Things to know: Rolling Resistance
Published On 07-Jun-2016
Even for a person spending his life on a car or a bike, it takes some time getting used to the working and functioning of vehicles. The technical buildup of these vehicles is a mystery even to the best, and most proficient of drivers. The science of a motor vehicle is the most intriguing, but also the most essential for the ones working with them. The most basic know-how revolves around bringing a steady car into motion. The amount of energy it requires to bring and keep a vehicle in motion is distributed among its four wheels. This energy, consumed by the tyres for keeping the vehicle running, is known as rolling resistance.
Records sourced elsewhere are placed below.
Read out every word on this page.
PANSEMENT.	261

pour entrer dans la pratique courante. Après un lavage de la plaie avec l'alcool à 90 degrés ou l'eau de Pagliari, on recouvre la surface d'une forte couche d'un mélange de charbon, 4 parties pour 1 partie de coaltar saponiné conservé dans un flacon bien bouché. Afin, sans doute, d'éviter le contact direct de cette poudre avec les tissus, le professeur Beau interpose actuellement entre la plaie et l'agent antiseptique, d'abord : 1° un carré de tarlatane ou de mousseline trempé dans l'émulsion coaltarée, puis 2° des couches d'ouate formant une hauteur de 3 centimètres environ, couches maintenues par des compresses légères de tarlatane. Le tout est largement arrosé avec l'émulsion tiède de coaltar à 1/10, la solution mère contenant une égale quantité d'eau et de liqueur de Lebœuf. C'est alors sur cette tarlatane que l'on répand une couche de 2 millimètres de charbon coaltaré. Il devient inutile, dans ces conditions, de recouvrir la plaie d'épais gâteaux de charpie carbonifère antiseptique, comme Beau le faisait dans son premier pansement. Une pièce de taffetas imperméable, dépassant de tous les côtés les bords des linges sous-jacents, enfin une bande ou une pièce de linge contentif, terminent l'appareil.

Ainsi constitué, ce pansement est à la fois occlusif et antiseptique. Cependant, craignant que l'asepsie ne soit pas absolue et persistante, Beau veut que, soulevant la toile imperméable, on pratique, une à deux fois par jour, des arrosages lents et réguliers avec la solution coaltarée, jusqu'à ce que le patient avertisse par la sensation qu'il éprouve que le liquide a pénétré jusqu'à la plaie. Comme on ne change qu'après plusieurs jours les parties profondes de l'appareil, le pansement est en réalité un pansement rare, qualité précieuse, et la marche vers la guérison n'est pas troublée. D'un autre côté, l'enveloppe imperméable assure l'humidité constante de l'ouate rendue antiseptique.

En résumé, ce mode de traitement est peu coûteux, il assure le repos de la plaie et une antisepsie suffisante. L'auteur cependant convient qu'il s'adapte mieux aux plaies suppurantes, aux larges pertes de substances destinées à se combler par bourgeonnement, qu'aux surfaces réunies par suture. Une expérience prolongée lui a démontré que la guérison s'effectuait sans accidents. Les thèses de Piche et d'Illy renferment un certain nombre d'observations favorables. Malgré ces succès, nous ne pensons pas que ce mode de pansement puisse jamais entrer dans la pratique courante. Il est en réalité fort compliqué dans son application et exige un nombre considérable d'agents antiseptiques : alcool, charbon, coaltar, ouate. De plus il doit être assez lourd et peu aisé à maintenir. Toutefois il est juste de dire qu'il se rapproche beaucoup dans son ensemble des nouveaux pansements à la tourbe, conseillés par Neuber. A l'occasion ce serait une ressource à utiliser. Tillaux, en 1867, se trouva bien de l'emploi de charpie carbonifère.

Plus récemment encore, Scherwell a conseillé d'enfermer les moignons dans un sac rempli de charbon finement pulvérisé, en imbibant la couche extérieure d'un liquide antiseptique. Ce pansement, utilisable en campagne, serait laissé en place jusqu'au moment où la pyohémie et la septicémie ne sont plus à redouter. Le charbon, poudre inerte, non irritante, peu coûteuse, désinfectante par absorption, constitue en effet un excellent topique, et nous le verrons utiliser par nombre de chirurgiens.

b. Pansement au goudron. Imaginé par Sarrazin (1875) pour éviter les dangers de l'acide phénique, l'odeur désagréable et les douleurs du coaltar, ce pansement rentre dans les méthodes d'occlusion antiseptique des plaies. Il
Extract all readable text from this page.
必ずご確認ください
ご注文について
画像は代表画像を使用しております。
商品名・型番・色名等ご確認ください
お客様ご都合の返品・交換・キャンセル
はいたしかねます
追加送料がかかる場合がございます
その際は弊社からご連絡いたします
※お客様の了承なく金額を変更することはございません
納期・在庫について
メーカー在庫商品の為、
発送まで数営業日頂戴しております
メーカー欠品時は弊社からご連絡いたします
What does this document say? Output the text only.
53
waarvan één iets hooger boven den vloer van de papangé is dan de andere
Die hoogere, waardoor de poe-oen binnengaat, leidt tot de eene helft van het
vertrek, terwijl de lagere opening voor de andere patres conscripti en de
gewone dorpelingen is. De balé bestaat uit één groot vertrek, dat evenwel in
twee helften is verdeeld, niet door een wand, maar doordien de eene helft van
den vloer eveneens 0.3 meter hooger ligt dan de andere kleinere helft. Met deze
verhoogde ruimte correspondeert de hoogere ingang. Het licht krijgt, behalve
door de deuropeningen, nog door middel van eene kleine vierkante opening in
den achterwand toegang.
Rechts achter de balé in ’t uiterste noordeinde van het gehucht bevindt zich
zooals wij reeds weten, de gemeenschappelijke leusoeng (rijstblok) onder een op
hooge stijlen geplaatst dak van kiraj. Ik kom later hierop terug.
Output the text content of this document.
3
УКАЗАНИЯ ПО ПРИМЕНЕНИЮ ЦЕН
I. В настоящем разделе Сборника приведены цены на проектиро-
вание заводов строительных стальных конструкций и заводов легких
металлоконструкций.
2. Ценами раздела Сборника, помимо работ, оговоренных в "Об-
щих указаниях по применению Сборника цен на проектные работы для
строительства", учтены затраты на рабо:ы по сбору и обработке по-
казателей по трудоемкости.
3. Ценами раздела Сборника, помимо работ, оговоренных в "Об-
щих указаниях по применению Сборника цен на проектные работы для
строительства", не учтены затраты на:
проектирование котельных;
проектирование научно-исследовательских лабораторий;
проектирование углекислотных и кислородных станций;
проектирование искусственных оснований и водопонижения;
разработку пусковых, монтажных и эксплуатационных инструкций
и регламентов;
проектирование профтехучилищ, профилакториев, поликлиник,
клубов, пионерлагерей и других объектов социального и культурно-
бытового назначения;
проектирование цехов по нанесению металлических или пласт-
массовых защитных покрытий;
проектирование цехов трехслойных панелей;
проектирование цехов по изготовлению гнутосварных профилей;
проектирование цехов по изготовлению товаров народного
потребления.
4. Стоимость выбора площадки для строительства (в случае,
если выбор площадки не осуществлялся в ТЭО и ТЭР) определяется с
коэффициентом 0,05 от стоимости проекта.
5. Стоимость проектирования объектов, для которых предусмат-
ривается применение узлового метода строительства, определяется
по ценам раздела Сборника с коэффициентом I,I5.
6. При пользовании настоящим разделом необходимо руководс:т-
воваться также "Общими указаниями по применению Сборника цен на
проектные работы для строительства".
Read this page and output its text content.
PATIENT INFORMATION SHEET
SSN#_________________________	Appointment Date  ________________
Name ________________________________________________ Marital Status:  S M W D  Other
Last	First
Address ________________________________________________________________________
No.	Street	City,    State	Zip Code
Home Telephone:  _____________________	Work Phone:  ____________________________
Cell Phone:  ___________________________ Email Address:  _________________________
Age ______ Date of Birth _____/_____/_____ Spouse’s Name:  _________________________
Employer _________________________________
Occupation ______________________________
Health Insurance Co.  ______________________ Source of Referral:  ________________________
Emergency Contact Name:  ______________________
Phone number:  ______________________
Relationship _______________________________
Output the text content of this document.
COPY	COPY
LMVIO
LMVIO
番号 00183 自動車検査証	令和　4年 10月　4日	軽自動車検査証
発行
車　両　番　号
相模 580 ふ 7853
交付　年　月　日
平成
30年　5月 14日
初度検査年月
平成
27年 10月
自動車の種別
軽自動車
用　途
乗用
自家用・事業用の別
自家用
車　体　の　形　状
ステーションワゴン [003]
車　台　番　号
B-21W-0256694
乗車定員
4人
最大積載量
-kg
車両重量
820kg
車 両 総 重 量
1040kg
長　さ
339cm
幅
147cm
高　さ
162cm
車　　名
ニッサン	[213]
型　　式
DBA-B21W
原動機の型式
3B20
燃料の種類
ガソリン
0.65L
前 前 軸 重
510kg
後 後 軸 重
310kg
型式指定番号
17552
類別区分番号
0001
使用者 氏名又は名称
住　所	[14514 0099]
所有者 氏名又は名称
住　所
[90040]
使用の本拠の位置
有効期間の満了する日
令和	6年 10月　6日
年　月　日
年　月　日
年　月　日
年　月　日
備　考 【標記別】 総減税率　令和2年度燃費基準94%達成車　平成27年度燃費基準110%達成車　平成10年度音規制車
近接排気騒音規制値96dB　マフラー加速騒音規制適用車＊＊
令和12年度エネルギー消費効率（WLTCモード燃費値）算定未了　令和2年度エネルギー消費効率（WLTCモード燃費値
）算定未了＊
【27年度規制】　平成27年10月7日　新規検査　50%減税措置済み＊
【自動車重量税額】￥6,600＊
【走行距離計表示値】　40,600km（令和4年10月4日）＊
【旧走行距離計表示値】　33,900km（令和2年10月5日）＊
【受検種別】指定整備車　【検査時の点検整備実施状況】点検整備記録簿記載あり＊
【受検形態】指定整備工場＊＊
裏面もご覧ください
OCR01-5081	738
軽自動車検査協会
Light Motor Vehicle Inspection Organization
Rolling resistance, in simpler language, is just the energy that is needed to keep your tyres rolling at a steady and straight pace. The vehicle's overall resistance is the group of multiple factors that leads to an impedance in forward motion, including even aerodynamic elements. And one of the elements among this overall resistance is rolling resistance, which occupies about a good 15% of it.
How does it work?
Basically, when tyres make contact with the road, energy is expended. These components are constantly stretching and bending in forward motion, under the weight of a vehicle, and this leads to friction between the tyre surface and the road. This friction and strain, in turn, needs a sustained flow of energy to be overcome and for the car to keep up in its smooth motion. It is this energy, specifically used for overcoming and going beyond the friction between the tyres and the roads, that is known as rolling resistance.
Factors affecting rolling resistance:
The energy required to keep the tyres rolling falls under the weight of a host of features. In general, all elements of a car play a part in accelerating or deteriorating the tyre's momentum. A few factors, in particular contribute in a major manner to the rolling resistance.
1) Tyre Pressure:
The tyre pressure or inflation is a crucial factor that affects the rolling resistance. This contributes in a big part to the resistance a tyre undergoes when biting through the streets. The higher the pressure, the lesser is the deformation or deterioration, and therefore, the easier the vehicle moves. Thus, the higher the tyre pressure, the lesser the rolling resistance.
2) Tyre Diameter:
Here is another important factor that impacts the effort tyres need to keep going- diameter. Tyres with smaller diameters have a greater deformation, or, in other words, a less 'round' format when running on the streets. Consequently, the strain met by such tyres is also high. As a result, the smaller diameter a tyre has, the higher its rolling resistance will be.
3) Tyre Construction/Material:
The material used in the making of a tyre is probably the most essential feature that affects its rolling resistance. Compounds that render sturdiness and durability are able to endure more and consume less energy. Compounds offering greater flexibility run on the street with ease and smoothness, thereby requiring less energy to keep them going.
Which one has higher, and which one has lower rolling resistance?
1) Radials with thinner sidewalls and shallower tread patterns generally have a lower rolling resistance. In addition to this, using special rubber compound to make them lighter, also helps in bringing down the energy required to keep them running.
2) New tyres have greater rolling resistance than used tyres as new tyres grip the road better. A higher grip would lead to a less swift ease in motion, thereby raising the rolling resistance. On the other hand, worn tyres provide a weak grip, but move with ease, thereby providing a lower resistance. The general rule is that the rolling resistance of the tyre drops over time. As the tyre ages, its grip and traction are weakened, and in turn, the rolling resistance is also brought down.
In conclusion, the tyre's rolling resistance has a powerful impact on a car with respect to its performance and handling. The most significant impact of the rolling resistance is on the fuel consumption. With a higher rolling resistance, the tyres require more energy to be kept in their motion and the fuel consumption is increased. Tyres with low rolling resistance require less energy and, in turn, contribute to bringing down the fuel consumption.
A higher rolling resistance provides a car with greater braking ability and, in turn, better handling. A lower rolling resistance, however, offers easy revving up for the vehicle can zoom to top speeds without much of a strain in its motion.